La macchina degli Ondrak si fermò di fronte ad un cancello malridotto tenuto chiuso da una catena arruginita. La vegetazione intorno era troppo fitta, quasi nascondeva alla vista dei meno acuti i pinnacoli acuminati del grande cancello, segno che non c'era stato alcun intervento di mani umane da molto, molto tempo. Io e il signor Ondrak scendemmo dall'auto, rimasi a  guardarmi intorno incuriosita per una maciata di secondi.  La magione riportava i chiari segni del tempo e tutto lasciava pensare ad una certa trascuratezza da parte dei proprietari attuali. Il signor Ondrak aprì il bagagliaio e fece per prendere le valigie ma io lo fermai dicendogli che avrei fatto da sola. Sollevai i bagagli e li posizionai vicino a me, chiusi il bagagliaio e attesi che Il signor Ondrak tolse il lucchetto al catenone che teneva unite le ante del cancello. Dopo che l'ebbe spalancato tornò verso di me, mi strinse la mano e mi ricordò che qualsiasi problema avessi riscontrato con il figlio avrei potuto chiamarli, notte o giorno che fosse. Annuii e risposi che me la sarei cavata da sola, come sempre. Lui mentre salì in macchina si affrettò a dire " Ti accompagnerei pure Flower, ma è meglio che io non entri, sai..."

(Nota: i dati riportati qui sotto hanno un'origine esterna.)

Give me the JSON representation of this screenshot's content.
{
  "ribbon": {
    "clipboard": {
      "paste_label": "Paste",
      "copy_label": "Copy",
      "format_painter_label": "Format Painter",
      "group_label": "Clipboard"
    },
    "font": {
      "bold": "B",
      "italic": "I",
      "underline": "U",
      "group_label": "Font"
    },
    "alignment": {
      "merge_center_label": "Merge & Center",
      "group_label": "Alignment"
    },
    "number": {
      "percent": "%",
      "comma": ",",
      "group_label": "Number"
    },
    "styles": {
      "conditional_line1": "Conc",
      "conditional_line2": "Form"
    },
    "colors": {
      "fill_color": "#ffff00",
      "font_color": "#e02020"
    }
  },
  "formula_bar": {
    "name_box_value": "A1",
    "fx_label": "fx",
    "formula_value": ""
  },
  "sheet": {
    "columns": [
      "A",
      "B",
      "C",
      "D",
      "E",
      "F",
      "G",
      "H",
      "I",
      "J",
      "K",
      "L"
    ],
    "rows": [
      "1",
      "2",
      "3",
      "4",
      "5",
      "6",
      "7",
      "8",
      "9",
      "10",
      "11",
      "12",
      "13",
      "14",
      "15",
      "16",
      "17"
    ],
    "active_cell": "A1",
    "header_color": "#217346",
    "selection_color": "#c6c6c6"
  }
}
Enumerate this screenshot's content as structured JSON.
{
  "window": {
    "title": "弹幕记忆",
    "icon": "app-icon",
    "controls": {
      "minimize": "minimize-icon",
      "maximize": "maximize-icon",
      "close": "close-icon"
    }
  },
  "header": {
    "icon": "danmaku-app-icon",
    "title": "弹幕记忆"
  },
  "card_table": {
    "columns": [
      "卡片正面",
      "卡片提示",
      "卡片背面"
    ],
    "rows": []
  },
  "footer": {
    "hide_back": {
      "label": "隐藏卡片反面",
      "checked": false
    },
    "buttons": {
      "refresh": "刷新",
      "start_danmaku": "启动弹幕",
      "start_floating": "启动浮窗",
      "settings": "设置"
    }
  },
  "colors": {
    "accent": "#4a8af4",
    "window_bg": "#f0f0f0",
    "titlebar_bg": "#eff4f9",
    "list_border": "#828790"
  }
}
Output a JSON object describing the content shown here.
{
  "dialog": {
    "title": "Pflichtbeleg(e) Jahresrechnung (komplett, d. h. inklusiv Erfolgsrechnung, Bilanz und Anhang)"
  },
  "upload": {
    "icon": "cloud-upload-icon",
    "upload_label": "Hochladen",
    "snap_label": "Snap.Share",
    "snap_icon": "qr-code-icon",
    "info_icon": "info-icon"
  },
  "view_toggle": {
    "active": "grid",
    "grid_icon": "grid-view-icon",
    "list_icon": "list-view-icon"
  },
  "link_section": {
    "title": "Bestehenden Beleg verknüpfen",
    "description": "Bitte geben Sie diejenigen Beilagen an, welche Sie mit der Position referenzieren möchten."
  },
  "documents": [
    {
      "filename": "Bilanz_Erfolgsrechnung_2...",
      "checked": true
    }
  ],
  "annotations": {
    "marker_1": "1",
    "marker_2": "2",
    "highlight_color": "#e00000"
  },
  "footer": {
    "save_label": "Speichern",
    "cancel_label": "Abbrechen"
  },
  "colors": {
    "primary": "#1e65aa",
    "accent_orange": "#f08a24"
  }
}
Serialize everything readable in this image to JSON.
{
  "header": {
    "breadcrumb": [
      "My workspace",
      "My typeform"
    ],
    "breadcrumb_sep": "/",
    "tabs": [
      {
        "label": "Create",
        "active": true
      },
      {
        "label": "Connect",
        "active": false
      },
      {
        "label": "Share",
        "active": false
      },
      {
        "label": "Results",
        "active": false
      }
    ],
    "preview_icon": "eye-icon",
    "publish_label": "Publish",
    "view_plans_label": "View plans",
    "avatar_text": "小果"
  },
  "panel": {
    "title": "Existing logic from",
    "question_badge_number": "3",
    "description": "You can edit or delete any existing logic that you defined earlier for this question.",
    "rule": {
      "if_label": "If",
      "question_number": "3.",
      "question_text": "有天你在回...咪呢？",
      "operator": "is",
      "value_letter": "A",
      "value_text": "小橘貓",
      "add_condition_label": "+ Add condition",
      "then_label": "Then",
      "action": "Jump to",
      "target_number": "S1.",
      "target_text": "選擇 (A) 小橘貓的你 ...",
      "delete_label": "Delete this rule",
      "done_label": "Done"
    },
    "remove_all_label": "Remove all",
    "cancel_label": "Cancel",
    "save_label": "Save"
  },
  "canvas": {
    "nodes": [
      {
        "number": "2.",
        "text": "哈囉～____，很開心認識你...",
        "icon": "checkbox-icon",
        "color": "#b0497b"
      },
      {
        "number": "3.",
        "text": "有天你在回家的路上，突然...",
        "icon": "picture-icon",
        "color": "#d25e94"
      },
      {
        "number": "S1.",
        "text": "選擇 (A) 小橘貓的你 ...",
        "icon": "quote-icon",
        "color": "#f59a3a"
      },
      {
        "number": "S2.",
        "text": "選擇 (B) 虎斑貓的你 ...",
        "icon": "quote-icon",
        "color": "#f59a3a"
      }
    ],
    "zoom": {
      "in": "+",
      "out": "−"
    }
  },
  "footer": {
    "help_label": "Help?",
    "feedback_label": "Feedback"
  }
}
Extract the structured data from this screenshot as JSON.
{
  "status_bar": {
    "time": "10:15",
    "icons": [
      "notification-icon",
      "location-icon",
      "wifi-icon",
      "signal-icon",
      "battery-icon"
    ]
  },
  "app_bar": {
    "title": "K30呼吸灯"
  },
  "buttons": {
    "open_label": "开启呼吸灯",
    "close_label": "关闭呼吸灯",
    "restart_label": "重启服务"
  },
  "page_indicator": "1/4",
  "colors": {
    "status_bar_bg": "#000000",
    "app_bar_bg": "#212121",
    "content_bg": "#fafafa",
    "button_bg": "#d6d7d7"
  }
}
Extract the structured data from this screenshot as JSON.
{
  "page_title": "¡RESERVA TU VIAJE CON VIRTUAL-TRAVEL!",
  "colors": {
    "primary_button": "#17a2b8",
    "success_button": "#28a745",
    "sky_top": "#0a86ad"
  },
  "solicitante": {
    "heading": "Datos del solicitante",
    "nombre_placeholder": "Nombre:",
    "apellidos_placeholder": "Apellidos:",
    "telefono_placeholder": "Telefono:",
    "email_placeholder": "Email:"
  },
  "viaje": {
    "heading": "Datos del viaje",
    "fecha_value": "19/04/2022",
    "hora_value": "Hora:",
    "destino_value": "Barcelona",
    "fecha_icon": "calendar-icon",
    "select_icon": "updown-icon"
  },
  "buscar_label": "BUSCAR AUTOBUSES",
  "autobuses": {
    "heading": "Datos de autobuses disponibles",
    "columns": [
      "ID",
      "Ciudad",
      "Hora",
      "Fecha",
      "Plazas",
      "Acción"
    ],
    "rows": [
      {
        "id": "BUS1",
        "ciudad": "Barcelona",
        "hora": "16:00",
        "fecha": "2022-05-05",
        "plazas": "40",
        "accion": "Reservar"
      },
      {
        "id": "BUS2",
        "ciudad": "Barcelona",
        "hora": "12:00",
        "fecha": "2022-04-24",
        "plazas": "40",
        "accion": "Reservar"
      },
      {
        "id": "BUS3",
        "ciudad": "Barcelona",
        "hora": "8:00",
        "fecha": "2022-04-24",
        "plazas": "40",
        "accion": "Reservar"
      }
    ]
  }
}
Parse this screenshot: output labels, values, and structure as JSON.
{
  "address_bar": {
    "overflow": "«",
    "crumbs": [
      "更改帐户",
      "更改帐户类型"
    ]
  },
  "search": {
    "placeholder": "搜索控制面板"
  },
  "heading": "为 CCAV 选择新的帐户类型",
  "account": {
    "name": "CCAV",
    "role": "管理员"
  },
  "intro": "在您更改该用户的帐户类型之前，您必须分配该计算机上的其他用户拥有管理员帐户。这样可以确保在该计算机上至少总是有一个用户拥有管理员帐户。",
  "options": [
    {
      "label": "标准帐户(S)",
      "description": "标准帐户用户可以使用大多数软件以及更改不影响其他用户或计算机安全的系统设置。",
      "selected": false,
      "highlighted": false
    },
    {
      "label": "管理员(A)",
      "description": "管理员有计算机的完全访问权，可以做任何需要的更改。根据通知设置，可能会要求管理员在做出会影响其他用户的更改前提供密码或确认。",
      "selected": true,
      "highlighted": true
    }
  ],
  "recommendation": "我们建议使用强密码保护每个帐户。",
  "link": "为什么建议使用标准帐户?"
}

Non c'era bisogno di spiegazioni, e non avevo bisogno del suo aiuto per introdurmi ad un essere non totalmente umano che, forse, non sarebbe stato in grado di capirmi in ogno modo. Salutai  il signor Ondrak con un sorriso di circostanza e un cenno della mano, e lo vidi allontanarsi nella sua macchina nera, inghiottito dalla flora della selva. Sospirai mentre  rimanevo ferma in piedi ad osservavare il profilo una volta glorioso della mansione, che ora però accusava il colpo dei troppi autunni e inverni susseguitisi. Mi caricai del peso delle valigie, accostai il cancello dietro di me e mi incamminai verso la scalinata di marmo grigio ed eroso dal tempo che conduceva alla porta dell'abitazione. Cercai un campanello senza trovarlo. Controllai meglio fino a quando non mi accorsi che la porta era aperta. La aprii delicatamente ed entrai piano chiedendo permesso. Non riuscii a celare la meraviglia: di fronte a me si aprivano allo sguardo due lunghe scalinate percorrenti i due lati paralleli che si ricongiungevano poi di fronte ad un mosaico vetrato.  Da lì proseguivano gli ultimi gradini. La sala era enorme, tanto che i miei stessi passi risuovano nell'eco, ed era splendida, o comunque, doveva esserlo stata in un passato non poi così remoto. Ora era spoglia di decorazioni, mancavano tappeti ornamentali, candelabri lungo i lati, il grande camino sulla destra emanava un odore pestilenziale, il bordo al di sopra era pregno di umidità, i corrimano delle scale erano divorati dai tarli e non erano più lucenti come una volta. Al lampadario affisso in alto sul soffitto mancavano parecchi cristalli e quei pochi che ancora manteneva, erano scheggiati, Inoltre la luce emanata era così fioca che a malapena avrebbe potuto illuminare l'interno del camino. L'unica fonte di luce erano i raggi di sole che la vetrata esposta a sud dietro le rampe di scale filtrava, ricomponeva e riversava in tutta la stanza sotto forma di chiazze di colore. Notai che il pavimento era pulito, dovevano averlo lavato il giorno prima, ma senza riuscire a cancellare le macchie che l'umidità aveva prodotto sul parquè. Mi ricordò casa degli Ondrak: antica, regale, elegante, ma in decadenza. La mansione Regina ancora di più di casa loro, se possibile.
Colpì la mia attenzione una porta chiara nel corridoio a sinistra, subito dopo l'entrata. Da sotto la porta intravedevo una macchia nera, e sul dorso, accanto alla maniglia, la vernice era graffiata via, e si potevano notare profondi solchi lungo lo stipite. Mi avvicinai, feci per girare la maniglia quando venni accolta da un boato che mi fece sobbalzare.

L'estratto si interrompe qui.